🤖 AI Summary
Hyperparameter tuning for the Adam optimizer is computationally expensive and exhibits poor generalization across tasks. Method: We propose a synergistic framework—Adam-PFN and CDF-augment—that jointly addresses these limitations. First, we introduce Adam-PFN, a pre-trained proxy model specifically designed for Adam hyperparameter optimization, leveraging transfer learning from TaskSet learning curves.

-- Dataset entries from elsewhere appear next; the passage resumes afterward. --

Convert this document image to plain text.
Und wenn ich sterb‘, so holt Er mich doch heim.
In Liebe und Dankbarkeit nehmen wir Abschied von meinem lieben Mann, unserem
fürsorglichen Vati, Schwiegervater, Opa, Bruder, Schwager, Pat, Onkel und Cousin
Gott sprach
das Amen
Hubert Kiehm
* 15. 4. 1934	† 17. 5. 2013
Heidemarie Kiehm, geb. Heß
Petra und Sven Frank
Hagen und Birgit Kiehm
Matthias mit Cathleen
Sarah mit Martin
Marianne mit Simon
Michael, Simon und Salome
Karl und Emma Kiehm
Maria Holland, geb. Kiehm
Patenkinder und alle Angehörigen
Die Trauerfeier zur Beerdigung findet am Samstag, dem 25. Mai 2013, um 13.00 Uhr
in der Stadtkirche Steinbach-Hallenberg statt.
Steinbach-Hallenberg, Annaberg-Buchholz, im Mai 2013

Second, we design CDF-augment, a novel data augmentation strategy that models learning curve priors via cumulative distribution functions to enhance sample efficiency in freeze-thaw Bayesian optimization. Contribution/Results: Experiments demonstrate that our method significantly improves learning curve extrapolation accuracy and hyperparameter convergence speed under low evaluation budgets. It achieves superior robustness and generalization both in-distribution (on TaskSet) and out-of-distribution (on unseen tasks), establishing a new paradigm for efficient, transferable optimizer hyperparameter tuning.
📝 Abstract
The Adam optimizer remains one of the most widely used optimizers in deep learning, and effectively tuning its hyperparameters is key to optimizing performance. However, tuning can be tedious and costly. Freeze-thaw Bayesian Optimization (BO) is a recent promising approach for low-budget hyperparameter tuning, but is limited by generic surrogates without prior knowledge of how hyperparameters affect learning. We propose Adam-PFN, a new surrogate model for Freeze-thaw BO of Adam's hyperparameters, pre-trained on learning curves from TaskSet, together with a new learning curve augmentation method, CDF-augment, which artificially increases the number of available training examples. Our approach improves both learning curve extrapolation and accelerates hyperparameter optimization on TaskSet evaluation tasks, with strong performance on out-of-distribution (OOD) tasks.